At URI he studied, what else, but accounting! After college he tried sales but nothing took until he started throwing his hat in the ring to run for public office. Since 1976, he’s been running for president as a write-in candidate, and in the 1990s, he ran for governor. He has spent most of his years working as a busker and an event comedian, making the rounds at weddings, graduations, festivals, and private parties. On the professional party circuit, he became known for his deft sleight of hand and origami tricks.
Much to the chagrin of federal authorities, he printed stockpiles of $22 bills, distributing them at public venues, coast to coast and beyond. A few times, he managed to stir trouble when people tried to cash his $22 bills at banks and corner grocery stores. With his signature Uncle Sam top hat, riding a three-wheeled bike, he became a public figure of sorts. The local media loved to write about this a one-of-a-kind gent who carved out a living for himself that was based on his own peculiar notions. Talk about clever personal branding!
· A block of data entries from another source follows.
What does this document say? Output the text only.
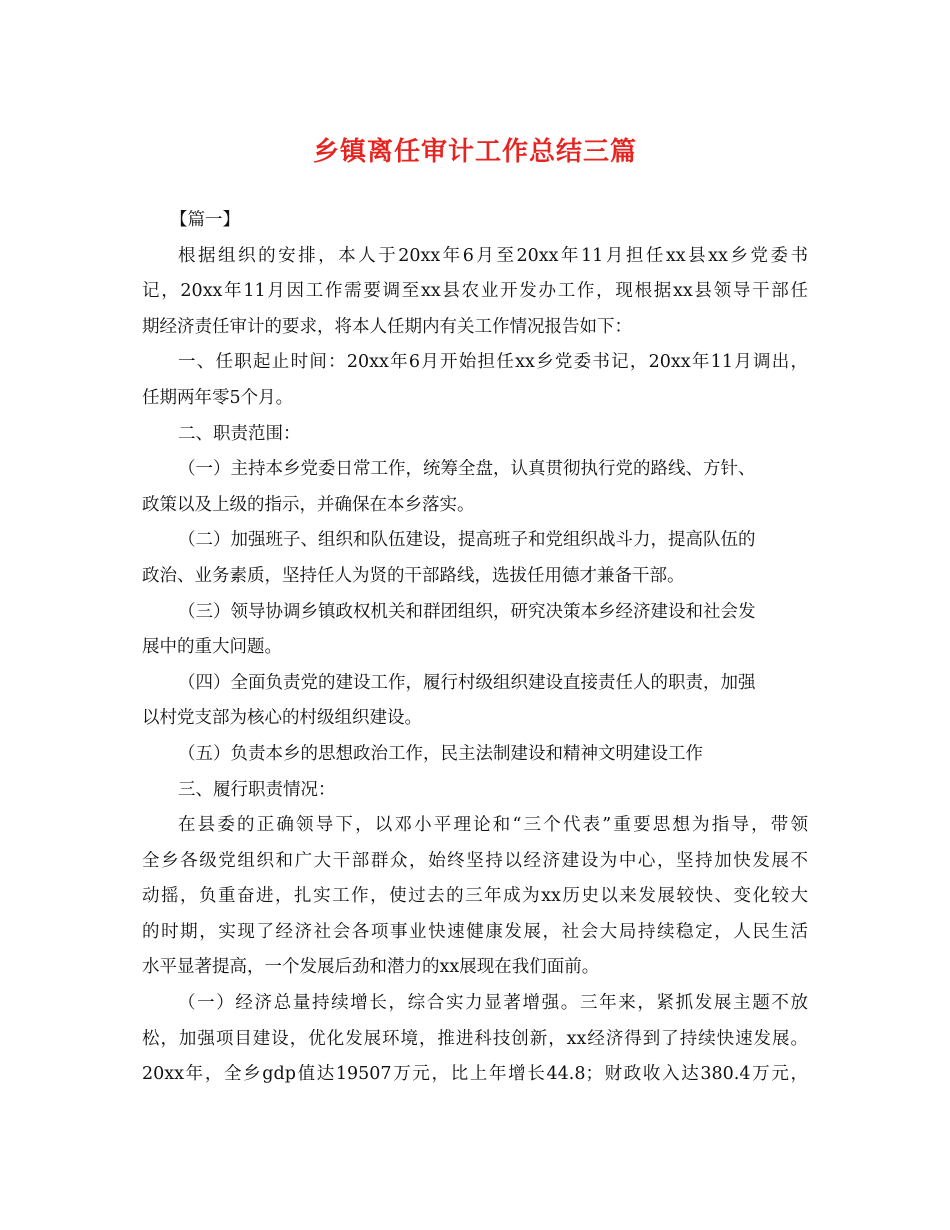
乡镇离任审计工作总结三篇
【篇一】
根据组织的安排，本人于20xx年6月至20xx年11月担任xx县xx乡党委书
记，20xx年11月因工作需要调至xx县农业开发办工作，现根据xx县领导干部任
期经济责任审计的要求，将本人任期内有关工作情况报告如下：
一、任职起止时间：20xx年6月开始担任xx乡党委书记，20xx年11月调出，
任期两年零5个月。
二、职责范围：
（一）主持本乡党委日常工作，统筹全盘，认真贯彻执行党的路线、方针、
政策以及上级的指示，并确保在本乡落实。
（二）加强班子、组织和队伍建设，提高班子和党组织战斗力，提高队伍的
政治、业务素质，坚持任人为贤的干部路线，选拔任用德才兼备干部。
（三）领导协调乡镇政权机关和群团组织，研究决策本乡经济建设和社会发
展中的重大问题。
（四）全面负责党的建设工作，履行村级组织建设直接责任人的职责，加强
以村党支部为核心的村级组织建设。
（五）负责本乡的思想政治工作，民主法制建设和精神文明建设工作
三、履行职责情况：
在县委的正确领导下，以邓小平理论和“三个代表”重要思想为指导，带领
全乡各级党组织和广大干部群众，始终坚持以经济建设为中心，坚持加快发展不
动摇，负重奋进，扎实工作，使过去的三年成为xx历史以来发展较快、变化较大
的时期，实现了经济社会各项事业快速健康发展，社会大局持续稳定，人民生活
水平显著提高，一个发展后劲和潜力的xx展现在我们面前。
（一）经济总量持续增长，综合实力显著增强。三年来，紧抓发展主题不放
松，加强项目建设，优化发展环境，推进科技创新，xx经济得到了持续快速发展。
20xx年，全乡gdp值达19507万元，比上年增长44.8；财政收入达380.4万元，
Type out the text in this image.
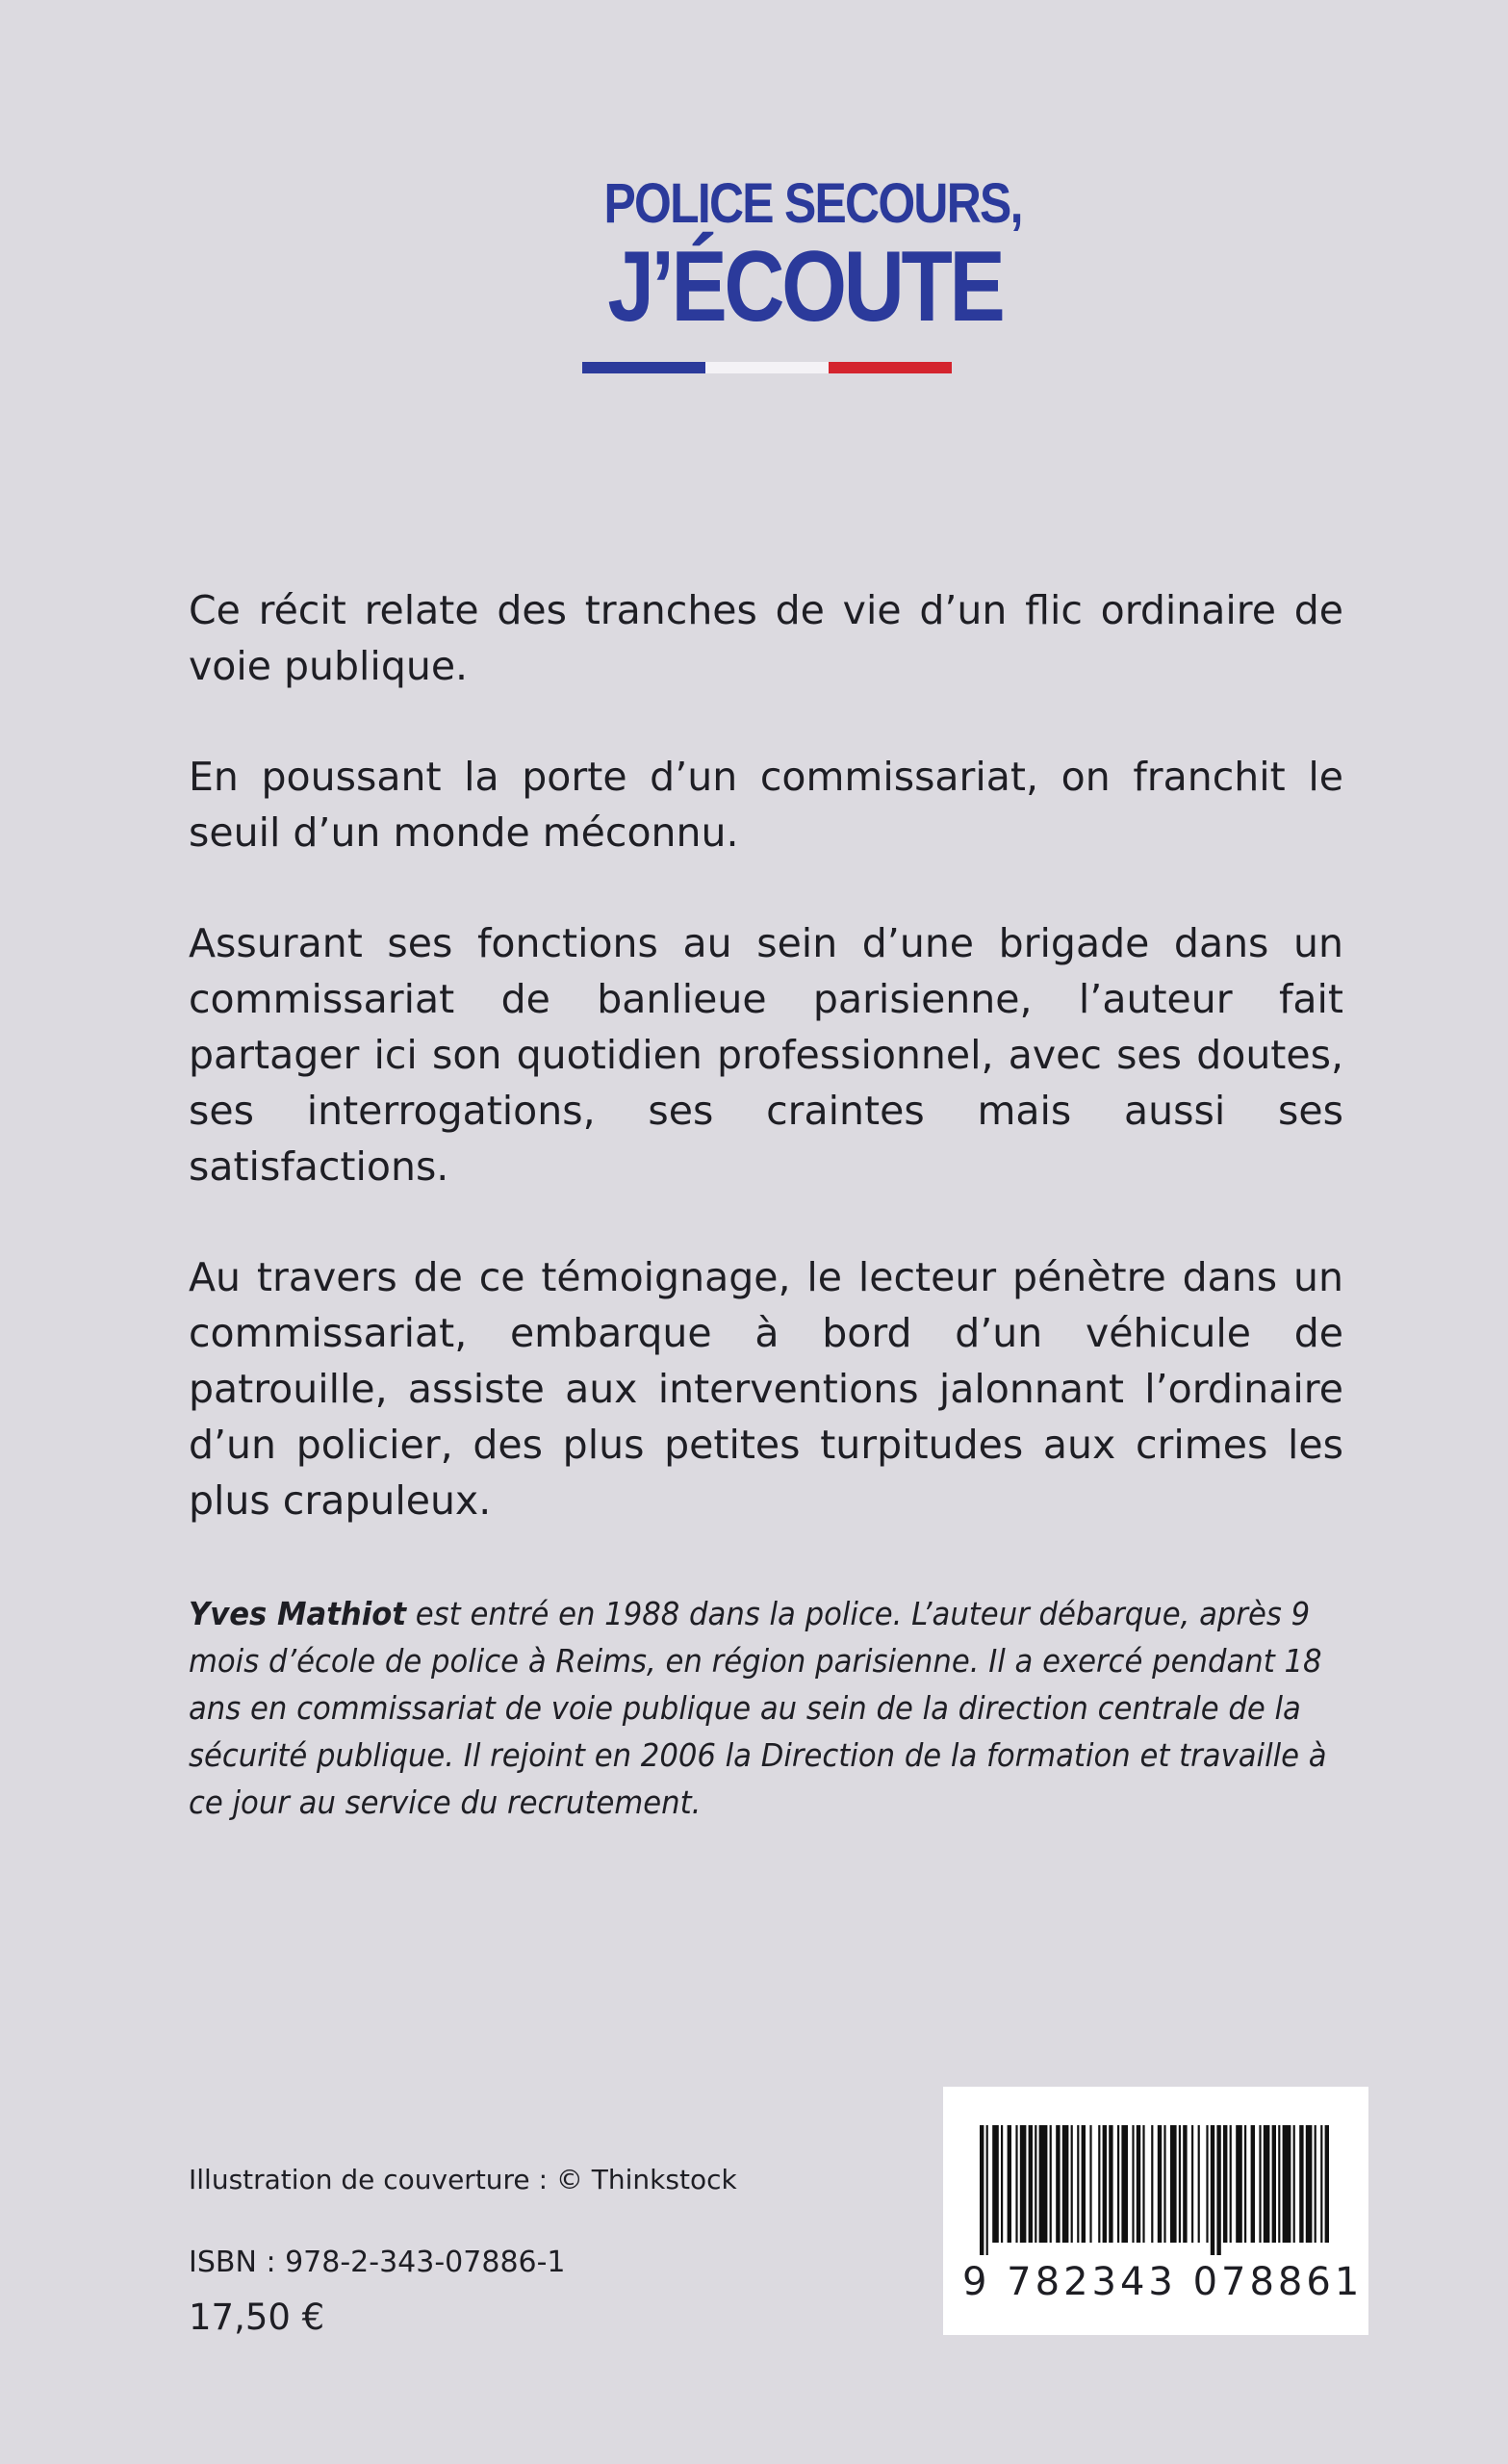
POLICE SECOURS,
J’ÉCOUTE

Ce récit relate des tranches de vie d’un flic ordinaire de voie publique.

En poussant la porte d’un commissariat, on franchit le seuil d’un monde méconnu.

Assurant ses fonctions au sein d’une brigade dans un commissariat de banlieue parisienne, l’auteur fait partager ici son quotidien professionnel, avec ses doutes, ses interrogations, ses craintes mais aussi ses satisfactions.

Au travers de ce témoignage, le lecteur pénètre dans un commissariat, embarque à bord d’un véhicule de patrouille, assiste aux interventions jalonnant l’ordinaire d’un policier, des plus petites turpitudes aux crimes les plus crapuleux.

Yves Mathiot est entré en 1988 dans la police. L’auteur débarque, après 9 mois d’école de police à Reims, en région parisienne. Il a exercé pendant 18 ans en commissariat de voie publique au sein de la direction centrale de la sécurité publique. Il rejoint en 2006 la Direction de la formation et travaille à ce jour au service du recrutement.
Illustration de couverture : © Thinkstock
ISBN : 978-2-343-07886-1
17,50 €
9 782343 078861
Today at age 84, Love 22 lives in a retirement home in Westerly Rhode Island. Even though it was a long time ago when I met him, it seems like yesterday. I think I feel an Om coming on. I vividly recall his hangdog expression that made him look guilty. He was guilty about something. He was guilty for being himself. He committed himself—and audaciously so—to doing things his way, and paying no mind to anyone else’s expectations of who he ought to be. He enjoyed this thing called life and made every minute count. Ohm. Om. Can you feel the vibration?